Forschende beschäftigen sich immer intensiver damit, wie diese Netzwerke funktionieren. Doch was sind eigentlich Netzwerke? Netzwerke finden sich überall—beim Linienplan von Bussen oder bei den Freundschaftsnetzwerken unserer virtuellen Alter Egos. Auch in den Wissenschaften gibt es vielfältige Anwendungsgebiete von Netzwerkmodellen: In den Sportwissenschaften können Forschende mit Netzwerken zeigen, wer im Tennis gegen wen gespielt und gewonnen hat (Radicchi, 2011). In den Literaturwissenschaften machen es Netzwerke möglich, darzulegen, welche Charaktere in Shakespeares “Romeo und Julia” gemeinsam auftauchen und in welcher Beziehung sie zueinander stehen. In der Lernforschung nutzen wir Netzwerke, um zu untersuchen, wie verschiedene Begriffe und Konzepte beim Lernen zusammenhängen. In der Klinischen Psychologie ermitteln Forschende mit Netzwerken beispielsweise, wie verschiedene Symptome einer Depression zusammenspielen. 

Die Knoten in diesen Netzwerken sind verschieden: Das können einzelne Personen wie Tennisspielende, fiktive Charaktere wie Romeo und Julia, Begriffe zu einem übergeordneten Themengebiet wie Magnet und Eisen aus dem Physikunterricht oder Symptome einer Depression wie gedrückte Stimmung und Interessenverlust sein. Stehen die Knoten in Beziehung zueinander, werden sie verbunden—beispielsweise, wenn Roger Federer gegen Rafael Nadal gewinnt, wenn Romeo und Julia miteinander flirten, wenn das Zusammenspiel von Magnet und Eisen besprochen wird und wenn gedrückte Stimmung zu Interessenverlust führt. 
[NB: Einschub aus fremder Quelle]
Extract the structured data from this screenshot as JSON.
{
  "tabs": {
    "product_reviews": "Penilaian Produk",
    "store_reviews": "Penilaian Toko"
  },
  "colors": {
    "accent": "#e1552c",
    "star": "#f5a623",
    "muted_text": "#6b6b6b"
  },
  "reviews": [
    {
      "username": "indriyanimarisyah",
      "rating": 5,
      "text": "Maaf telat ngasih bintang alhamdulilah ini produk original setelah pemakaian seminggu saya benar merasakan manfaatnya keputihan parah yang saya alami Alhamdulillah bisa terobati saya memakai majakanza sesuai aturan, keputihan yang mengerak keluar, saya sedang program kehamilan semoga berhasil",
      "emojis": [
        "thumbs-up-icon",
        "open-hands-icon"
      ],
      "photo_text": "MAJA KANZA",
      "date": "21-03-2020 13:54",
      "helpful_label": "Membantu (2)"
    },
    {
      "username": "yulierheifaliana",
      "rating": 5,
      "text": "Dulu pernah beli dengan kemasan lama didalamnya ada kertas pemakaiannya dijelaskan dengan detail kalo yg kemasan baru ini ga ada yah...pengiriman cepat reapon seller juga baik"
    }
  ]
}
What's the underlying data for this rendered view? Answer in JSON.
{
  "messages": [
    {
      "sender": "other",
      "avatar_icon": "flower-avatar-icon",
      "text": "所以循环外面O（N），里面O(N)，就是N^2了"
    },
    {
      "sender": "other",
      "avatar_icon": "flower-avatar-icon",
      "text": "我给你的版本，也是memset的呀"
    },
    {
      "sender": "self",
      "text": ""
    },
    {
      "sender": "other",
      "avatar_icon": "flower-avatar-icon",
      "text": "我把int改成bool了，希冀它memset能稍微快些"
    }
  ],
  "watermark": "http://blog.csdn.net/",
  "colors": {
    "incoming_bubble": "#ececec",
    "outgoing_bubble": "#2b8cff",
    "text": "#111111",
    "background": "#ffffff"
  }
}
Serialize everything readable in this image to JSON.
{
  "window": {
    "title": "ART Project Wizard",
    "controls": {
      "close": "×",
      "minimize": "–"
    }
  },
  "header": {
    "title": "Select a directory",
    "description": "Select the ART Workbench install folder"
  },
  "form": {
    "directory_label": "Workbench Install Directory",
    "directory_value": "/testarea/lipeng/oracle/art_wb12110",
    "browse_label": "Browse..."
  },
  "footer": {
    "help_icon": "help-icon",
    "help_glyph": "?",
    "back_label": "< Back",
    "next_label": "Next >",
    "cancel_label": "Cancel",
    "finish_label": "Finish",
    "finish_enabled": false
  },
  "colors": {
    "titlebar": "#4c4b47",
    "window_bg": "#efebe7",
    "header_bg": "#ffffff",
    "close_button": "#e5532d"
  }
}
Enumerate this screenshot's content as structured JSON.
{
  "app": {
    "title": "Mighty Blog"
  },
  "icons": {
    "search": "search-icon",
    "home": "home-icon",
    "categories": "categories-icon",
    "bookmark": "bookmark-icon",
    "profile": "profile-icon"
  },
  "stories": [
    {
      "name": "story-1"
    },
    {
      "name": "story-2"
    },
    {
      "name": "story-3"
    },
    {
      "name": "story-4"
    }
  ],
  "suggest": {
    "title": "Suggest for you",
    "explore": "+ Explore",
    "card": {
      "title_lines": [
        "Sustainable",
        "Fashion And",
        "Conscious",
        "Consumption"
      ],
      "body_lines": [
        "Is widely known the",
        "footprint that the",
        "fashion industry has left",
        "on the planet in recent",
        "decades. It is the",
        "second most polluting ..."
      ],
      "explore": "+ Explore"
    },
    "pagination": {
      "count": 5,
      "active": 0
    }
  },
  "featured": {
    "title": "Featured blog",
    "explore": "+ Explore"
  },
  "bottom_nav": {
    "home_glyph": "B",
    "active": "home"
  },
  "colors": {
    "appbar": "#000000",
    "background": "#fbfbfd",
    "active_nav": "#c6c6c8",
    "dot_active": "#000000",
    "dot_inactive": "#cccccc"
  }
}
Stellt man diese Netzwerke graphisch dar, ergibt sich ein Bild der Zusammenhänge zwischen den verschiedenen Knoten. Darüber hinaus kann man auch etliche Größen berechnen: Einige gängige Maße der Netzwerkanalyse sind Dichte, Vernetzungsgrad und Stärke. Die Dichte drückt aus, wie viele Verbindungen—im Vergleich zu den theoretisch möglichen—im Netzwerk tatsächlich vorhanden sind. Der Vernetzungsgrad sagt aus, wie viele eingehende oder ausgehende Verbindungen bestimmte Knoten haben. Er bringt also zum Ausdruck, wie vernetzt diese Knoten mit dem Netzwerk sind. Die Stärke einer Verbindung ergibt sich, wenn man im Netzwerk nicht nur bewertet, ob zwei Knoten verbunden sind, sondern auch mit welcher Qualität, z.B.: Nadal verlor gegen Federer 16 Mal; Romeo küsst Julia im leidenschaftlichsten Kuss der Literaturgeschichte. 

Vielleicht ist Ihnen auch aufgefallen, dass einige Verbindungen das Gleiche bedeuten, egal in welche Richtung sie gehen (z.B. “Julia küsst Romeo” und “ Romeo küsst Julia”), während andere Verbindungen in jeder Richtung eine andere Bedeutung haben (z.B. “Nadal verlor gegen Federer” vs. “Federer verlor gegen Nadal”). Deshalb unterscheidet man in der Netzwerkanalyse ungerichtete Verbindungen, die in beide Richtungen das Gleiche bedeuten, und gerichtete Verbindungen, die Unterschiedliches bedeuten.

Was können Forschende nun mit Netzwerken herausfinden? Besonders die beiden Beispiele zu Netzwerken von Begriffen und Symptomen sind typisch für die Psychologie. In der Lernforschung wird untersucht, wie sich Begriffsnetzwerke von Lernenden über die Zeit verändern. Ein zentrales Ergebnis ist, dass die Begriffsnetzwerke beim Lernen nicht nur größer werden, sondern auch ihre Struktur ändern und andere Konzepte an Wichtigkeit gewinnen (Thurn et al., 2021). In der Klinischen Psychologie untersuchen Forschende, wie Symptome in einem Netzwerk zusammenwirken und einander hervorrufen, wie Eiko Fried auch in diesem In-Mind-Beitrag beschreibt. Ein Ergebnis dieser Forschung lautet, dass sich Symptomnetzwerke zwischen verschiedenen Gruppen und Kulturen unterscheiden können (Schlechter et al., 2021).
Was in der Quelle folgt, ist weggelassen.